Die Politik zeigt sich jedenfalls bereits in Teilen mürbe. Der Gesundheitsausschuss des Bundesrats ist von der zahnärztlichen Lobbyarbeit beeindruckt und rät bei dem im Bundesrat nicht zustimmungspflichtigen TSVG, einen räumlichen und fachlichen Bezug des Krankenhauses zu seinen MVZ festzuschreiben.
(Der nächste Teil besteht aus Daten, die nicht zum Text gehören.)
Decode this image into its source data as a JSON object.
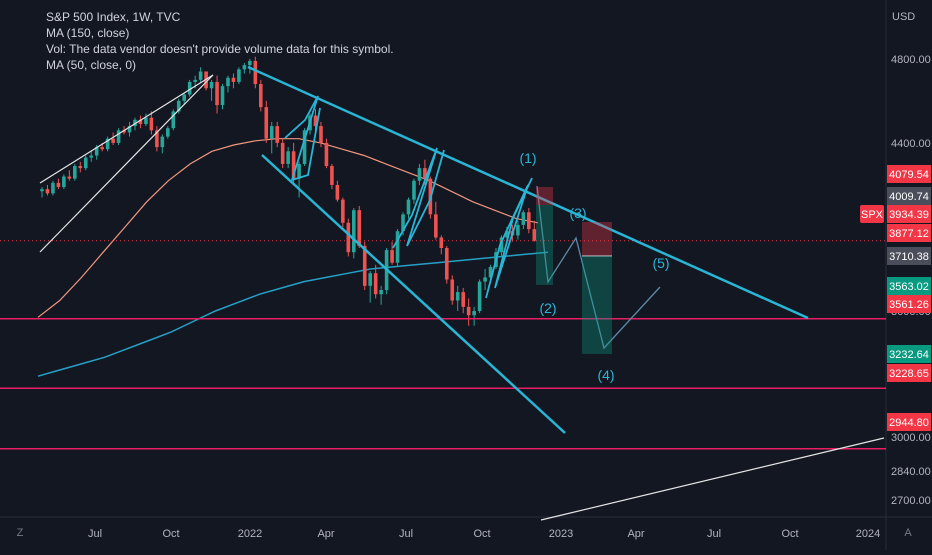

Die Fraktion DIE LINKE hat im Bundestag eine Kleine Anfrage an die Bundesregierung eingebracht: „Kapitalinteressen bei der Übernahme von Medizinischen Versorgungszentren“. Aus der Antwort der Bundesregierung wird klar, die Faktenlage ist derzeit wirklich schwierig. Immerhin die KZBV kann mit Informationen dienen. In der Antwort der Bundesregierung heißt es: „Nach Mitteilung der KZBV sind zum Stand 30. Juni 2018 deutschlandweit 60 MVZ bekannt, die Finanzinvestoren mittelbar oder unmittelbar zuzurechnen sind.“ Bei 51.058 niedergelassenen Ärzten – aktuelle Zahl der BZÄK – bedeuten diese 60 Standorte in Relation 0,12 Prozent. Der ehemalige KBV-Vorstand Dr. Michael Späth rät gegenüber dem „Ärztenachrichtendienst“ den Zahnärzten: „Die Zahnärzte sollten ihre Probleme zunächst auf nicht gesetzlicher Ebene im eigenen System angehen, bevor man gleich nach allgemeinen gesetzlichen Regelungen ruft, die einschneidende Auswirkungen für die gesamte ambulante Versorgung hätten.“ Am Ende des Artikels nehmen wir den werten Leser noch mit auf eine Zeitreise. Vor 25 Jahren kippte der Bundesgerichtshof das GmbH-Verbot im ärztlichen Standesrecht. Auch damals hieß es: „Die freiberufliche Ausübung der ärztlichen Heilkunde wäre dann kommerziellen Interessen unterworfen und das Vertrauensverhältnis zwischen Arzt und Patient in Gefahr. Ärzte, die als Geschäftsführer arbeiteten, hätten sogar zusätzlich finanzielle Vorteile und könnten Steuern wegbügeln“ (DZW 48/1993). Der Untergang des Abendlandes – nur in light.
Disclaimer: Wir haben keine Anzeigenkunden im Bereich Z-MVZ, von denen wir uns distanzieren könnten.